From 1998-2002, fifteen pastors and scholars participated in what has come to be known as the Princeton Scripture Project. Their intention was to explore how to read the Bible in an age we have come to know as postmodernity. Their reflections are published in The Art of Reading Scripture, edited by Ellen Davis and Richard Hays. It is a thoughtful work that gives us nine theses that the contributors agreed on. These are;
- Thesis One: Scripture truthfully tells the story of God’s action of creating, judging, and saving the world.
- Thesis Two: Scripture is rightly understood in light of the church’s rule of faith as a coherent dramatic narrative.
- Thesis Three: Faithful interpretation of Scripture requires an engagement with the entire narrative: the New Testament cannot be rightly understood apart from the Old, nor can the Old be rightly understood apart from the New.
- Thesis Four: Texts of Scripture do not have a single meaning limited to the intent of the original author. In accord with Jewish and Christian traditions, we affirm that Scripture has multiple complex senses given by God, the author of the whole drama.
- Thesis Five: The four canonical gospels narrate the truth about Jesus.
- Thesis Six: Faithful interpretation of Scripture invites and presupposes participation in the community brought into being by God’s redemptive action — the church.
- Thesis seven: The saints of the church provide guidance in how to interpret and perform Scripture.
- Thesis eight: Christians need to read the Bible in dialogue with diverse others outside the church.
- Thesis nine: We live in the tension between the “already” and the “not yet” of the kingdom of God; consequently, Scripture calls the church to ongoing discernment, to continually fresh rereadings of the text in light of the Holy Spirit’s ongoing work in the world.
Richard Hays is coeditor of The Art of Reading Scripture. We are fortunate that he included a sermon “Who is the God Who Will Deliver.” The texts are Daniel 3.16-29 and Hebrews 11.32-12.2. Hays introduces Shadrach, Meshach, and Abednego as superheroes. He describes the escape of the fiery furnace like a modern action movie. I enjoy this introduction yet agree that marveling too much in the special effects will cause us to miss the story.
Hays cannot assume listeners have any biblical literacy. So he retells the story of Daniel as a story of political resistance. He talks about Nebuchadnezzar’s statue and the three who refused to bow down. Then he emphasizes the king’s question, “Who is the god that will deliver you out of my hands?” I enjoy his commentary. It is one thing to talk about how this God rescued you in Egypt, “but this is the real world now.” Nebuchadnezzar was certain he held the power. But God saved them and Nebuchadnezzar changes his tune.
Hays is right to highlight the three Hebrews trusted God without knowing how the story would turn out. This is important because not all resistance stories have a happy ending. This is important because our resistance may get us thrown into the fire as well. This is important because we must trust our future to God.

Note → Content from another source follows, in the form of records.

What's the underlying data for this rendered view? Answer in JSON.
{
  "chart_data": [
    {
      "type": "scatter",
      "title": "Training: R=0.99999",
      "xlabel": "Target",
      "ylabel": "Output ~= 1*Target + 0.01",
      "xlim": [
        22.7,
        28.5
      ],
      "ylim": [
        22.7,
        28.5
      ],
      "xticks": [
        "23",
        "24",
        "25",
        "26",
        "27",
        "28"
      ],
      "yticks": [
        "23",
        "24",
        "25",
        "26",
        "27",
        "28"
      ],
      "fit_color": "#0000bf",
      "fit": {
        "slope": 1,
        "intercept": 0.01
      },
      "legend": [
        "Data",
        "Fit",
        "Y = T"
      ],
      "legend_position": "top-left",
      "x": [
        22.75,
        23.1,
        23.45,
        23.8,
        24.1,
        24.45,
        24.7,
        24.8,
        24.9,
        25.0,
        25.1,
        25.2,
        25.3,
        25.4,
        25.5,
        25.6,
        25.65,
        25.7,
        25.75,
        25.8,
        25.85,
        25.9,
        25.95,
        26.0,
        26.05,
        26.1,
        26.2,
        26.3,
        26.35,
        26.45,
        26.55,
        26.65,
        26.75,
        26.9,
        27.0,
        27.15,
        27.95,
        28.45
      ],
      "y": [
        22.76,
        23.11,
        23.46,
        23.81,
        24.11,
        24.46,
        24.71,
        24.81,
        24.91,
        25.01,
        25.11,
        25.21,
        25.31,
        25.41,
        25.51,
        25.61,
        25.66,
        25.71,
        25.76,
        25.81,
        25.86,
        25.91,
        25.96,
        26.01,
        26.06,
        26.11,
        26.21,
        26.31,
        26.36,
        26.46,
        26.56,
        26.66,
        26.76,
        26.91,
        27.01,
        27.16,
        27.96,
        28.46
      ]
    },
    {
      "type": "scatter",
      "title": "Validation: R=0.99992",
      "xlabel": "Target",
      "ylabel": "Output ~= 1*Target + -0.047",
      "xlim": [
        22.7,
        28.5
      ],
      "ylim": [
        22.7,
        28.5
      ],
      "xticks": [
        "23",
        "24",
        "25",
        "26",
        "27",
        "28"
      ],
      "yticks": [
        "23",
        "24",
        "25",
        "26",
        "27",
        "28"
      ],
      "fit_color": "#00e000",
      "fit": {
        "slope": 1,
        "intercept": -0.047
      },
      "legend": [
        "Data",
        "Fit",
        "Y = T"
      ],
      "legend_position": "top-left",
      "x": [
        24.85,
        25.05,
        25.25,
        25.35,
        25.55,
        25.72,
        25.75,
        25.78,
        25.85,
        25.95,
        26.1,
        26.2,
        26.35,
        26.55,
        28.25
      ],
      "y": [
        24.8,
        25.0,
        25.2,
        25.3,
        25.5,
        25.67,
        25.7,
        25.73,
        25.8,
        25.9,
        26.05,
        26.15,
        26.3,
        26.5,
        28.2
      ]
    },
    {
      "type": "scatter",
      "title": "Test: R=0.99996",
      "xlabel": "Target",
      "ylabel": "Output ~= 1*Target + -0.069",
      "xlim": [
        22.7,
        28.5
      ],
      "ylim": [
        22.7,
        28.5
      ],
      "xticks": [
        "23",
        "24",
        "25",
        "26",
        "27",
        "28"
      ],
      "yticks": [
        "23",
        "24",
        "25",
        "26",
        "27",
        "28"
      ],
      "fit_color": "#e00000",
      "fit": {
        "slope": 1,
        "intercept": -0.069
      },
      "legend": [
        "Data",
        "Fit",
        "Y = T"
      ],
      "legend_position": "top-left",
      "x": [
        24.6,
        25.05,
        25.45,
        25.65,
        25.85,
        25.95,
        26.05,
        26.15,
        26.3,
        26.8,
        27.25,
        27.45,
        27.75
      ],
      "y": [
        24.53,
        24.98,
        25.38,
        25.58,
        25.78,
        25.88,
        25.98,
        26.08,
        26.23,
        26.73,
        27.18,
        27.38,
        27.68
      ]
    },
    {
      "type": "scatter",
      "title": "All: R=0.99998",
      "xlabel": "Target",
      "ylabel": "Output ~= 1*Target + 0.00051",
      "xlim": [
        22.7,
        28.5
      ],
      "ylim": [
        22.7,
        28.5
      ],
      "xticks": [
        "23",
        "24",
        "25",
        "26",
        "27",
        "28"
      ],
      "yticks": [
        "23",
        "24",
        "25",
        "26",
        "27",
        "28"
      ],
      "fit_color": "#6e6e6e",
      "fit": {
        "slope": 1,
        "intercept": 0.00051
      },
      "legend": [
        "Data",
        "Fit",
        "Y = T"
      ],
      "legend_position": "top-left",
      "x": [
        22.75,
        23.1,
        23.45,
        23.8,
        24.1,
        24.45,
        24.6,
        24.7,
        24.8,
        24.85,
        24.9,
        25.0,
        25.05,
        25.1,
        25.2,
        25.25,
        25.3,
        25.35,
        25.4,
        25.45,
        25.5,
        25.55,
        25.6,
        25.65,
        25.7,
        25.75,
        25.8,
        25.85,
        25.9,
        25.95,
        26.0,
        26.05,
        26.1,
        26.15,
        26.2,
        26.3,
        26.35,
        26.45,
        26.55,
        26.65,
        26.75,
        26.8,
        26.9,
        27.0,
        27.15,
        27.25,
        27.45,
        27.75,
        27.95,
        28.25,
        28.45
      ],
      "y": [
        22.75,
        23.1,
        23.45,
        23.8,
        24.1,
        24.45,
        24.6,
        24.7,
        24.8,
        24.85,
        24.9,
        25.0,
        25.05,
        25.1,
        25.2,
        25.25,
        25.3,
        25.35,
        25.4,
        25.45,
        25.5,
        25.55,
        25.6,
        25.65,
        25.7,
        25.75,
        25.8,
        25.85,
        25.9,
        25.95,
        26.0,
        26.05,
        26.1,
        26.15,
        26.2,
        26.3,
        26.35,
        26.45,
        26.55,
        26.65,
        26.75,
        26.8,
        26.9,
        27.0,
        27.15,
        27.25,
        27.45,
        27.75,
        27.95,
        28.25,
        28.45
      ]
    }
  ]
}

He creatively introduces the fourth figure in the furnace. Nebuchadnezzar says “the fourth has the appearance of a god.” Hays gets my attention as he reports that only three men come out. The fourth figure does not follow but remains in the furnace of suffering. Hays turns to the Hebrews text where there is a great cloud of witnesses who have trusted in the power of God to deliver. At the end of this is Jesus, the “author and finisher” of faith. Jesus did not escape his enemies. He did not emerge from the furnace unscathed. He remained in it and “endured the cross” in order to deliver us. Hays answers the question, “Who is the god who will deliver?” with “the God who enters the furnace with us.” Hays then brings in a text from Isaiah to affirm this response.
I enjoy Hay’s discussion about audience context and his attempt at early Christian exegesis of the OT deliverance stories. Equally helpful is his conversation about the need for resistance in today’s church. Perhaps most interesting is his discussion of how his involvement in the Scripture Project led him to focus on the fourth man in the sermon. Both this sermon and The Scripture Project emphasize God’s salvation. Both presume Old and New Testament as the ongoing story of God’s intervention. Both address the saving presence of God in a way that prefigures what is later claimed about Jesus. Both have confidence in God as the author of the entire drama. I applaud his effort to preach in a way that places Jesus in the role of the saving God of history.